In other words, when there are insufficient sales to determine the value of the easement, then a before-and-after valuation approach must be used.

Boltar engaged the services of an appraiser who valued the unencumbered property at $3.27 million. The appraiser determined that the highest and best use for the eight acres would be a 174-unit condominium development, consisting of 29 hypothetical buildings, each containing six units. The appraiser reduced this amount by the enhancement in value of Boltar’s adjacent properties as a result of the donation of the easement.

The IRS’s appraiser determined the highest and best use of the property was development of eight to 16 single-family homes, making the unencumbered property worth $100,600.

The IRS argued that condominiums could not be built on the property, which was zoned for single-family homes. The IRS further argued that the hypothetical 29-building condominium project cited by Boltar’s appraiser was designed for a 10-acre site, while the land that was the subject of the easement was no more than eight acres.

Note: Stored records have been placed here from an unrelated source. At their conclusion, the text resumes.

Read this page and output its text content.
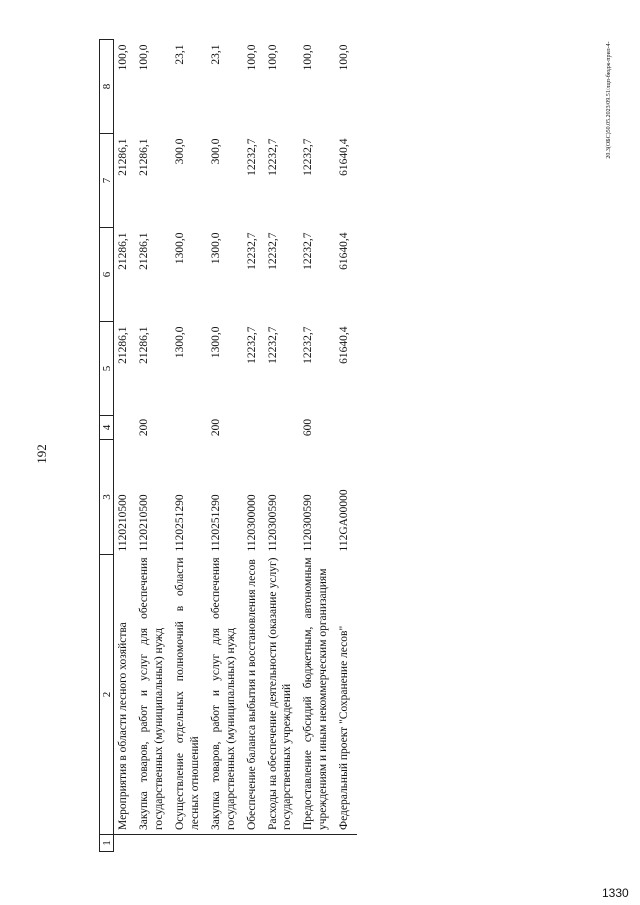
192
1	2	3	4	5	6	7	8
	Мероприятия в области лесного хозяйства	1120210500		21286,1	21286,1	21286,1	100,0
	Закупка товаров, работ и услуг для обеспечения государственных (муниципальных) нужд	1120210500	200	21286,1	21286,1	21286,1	100,0
	Осуществление отдельных полномочий в области лесных отношений	1120251290		1300,0	1300,0	300,0	23,1
	Закупка товаров, работ и услуг для обеспечения государственных (муниципальных) нужд	1120251290	200	1300,0	1300,0	300,0	23,1
	Обеспечение баланса выбытия и восстановления лесов	1120300000		12232,7	12232,7	12232,7	100,0
	Расходы на обеспечение деятельности (оказание услуг) государственных учреждений	1120300590		12232,7	12232,7	12232,7	100,0
	Предоставление субсидий бюджетным, автономным учреждениям и иным некоммерческим организациям	1120300590	600	12232,7	12232,7	12232,7	100,0
	Федеральный проект "Сохранение лесов"	112GA00000		61640,4	61640,4	61640,4	100,0	20.3(ОБС)50.05.2023/09.51/лцп-бюдж-прил-4-
1330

Before the trial commenced, the IRS filed a motion to exclude Boltar’s appraisal report on the basis that the report was neither reliable nor relevant. The IRS argued that Boltar’s appraiser failed to:

  • Properly apply the before-and-after methodology
  • Value all of Boltar’s contiguous landholdings
  • Take into consideration zoning restraints and density limitations
  • Consider pre-existing conservation easements

As a result, the IRS contended that Boltar’s appraiser valued the land by reference to a hypothetical development project that could not fit on the land, was not economically feasible to construct and would not be legally permissible to be built in the foreseeable future.

The IRS argued that Boltar’s appraiser departed from the legal standard to be applied in determining the highest and best use of property and instead determined a value “based on whatever use generates the largest profit, apparently without regard to whether such use is needed or likely to be needed in the reasonably foreseeable future.”

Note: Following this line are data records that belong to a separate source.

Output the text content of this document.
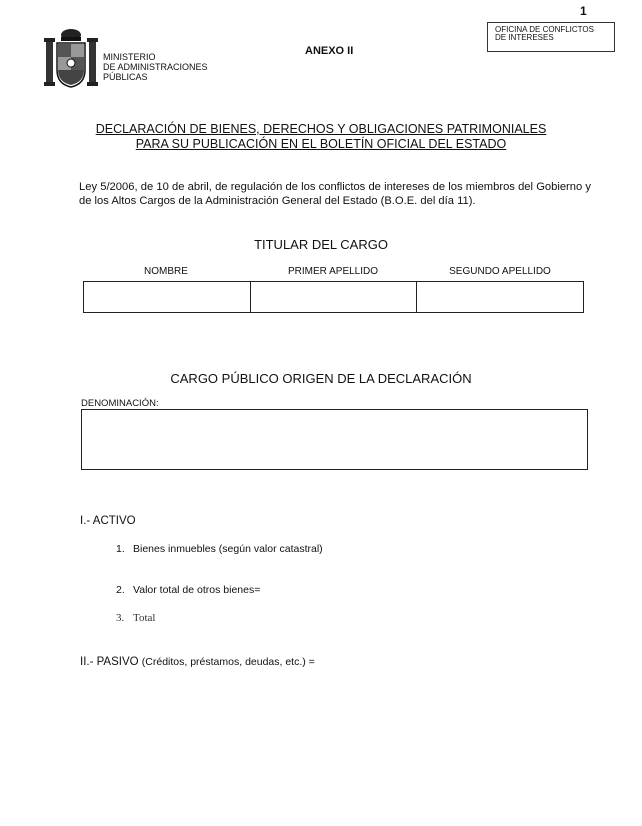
1
OFICINA DE CONFLICTOS
DE INTERESES
MINISTERIO
DE ADMINISTRACIONES
PÚBLICAS
ANEXO II
DECLARACIÓN DE BIENES, DERECHOS Y OBLIGACIONES PATRIMONIALES
PARA SU PUBLICACIÓN EN EL BOLETÍN OFICIAL DEL ESTADO
Ley 5/2006, de 10 de abril, de regulación de los conflictos de intereses de los miembros del Gobierno y de los Altos Cargos de la Administración General del Estado (B.O.E. del día 11).
TITULAR DEL CARGO
NOMBRE	PRIMER APELLIDO	SEGUNDO APELLIDO
CARGO PÚBLICO ORIGEN DE LA DECLARACIÓN
DENOMINACIÓN:
I.- ACTIVO
1. Bienes inmuebles (según valor catastral)
2. Valor total de otros bienes=
3. Total
II.- PASIVO (Créditos, préstamos, deudas, etc.) =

The Tax Court concluded that the valuation submitted by Boltar’s appraiser was not sufficiently based on facts or data, and the report did not state the facts or data as support for the conclusions. The court found that the report was too speculative and unreliable to be useful. As a result, the court ruled that the report was inadmissible.

Without Boltar’s valuation report, the court had only the report of the IRS’s appraiser in evidence. Boltar offered no defense against the IRS’s appraiser. As a result, the court upheld the valuation as determined by the IRS.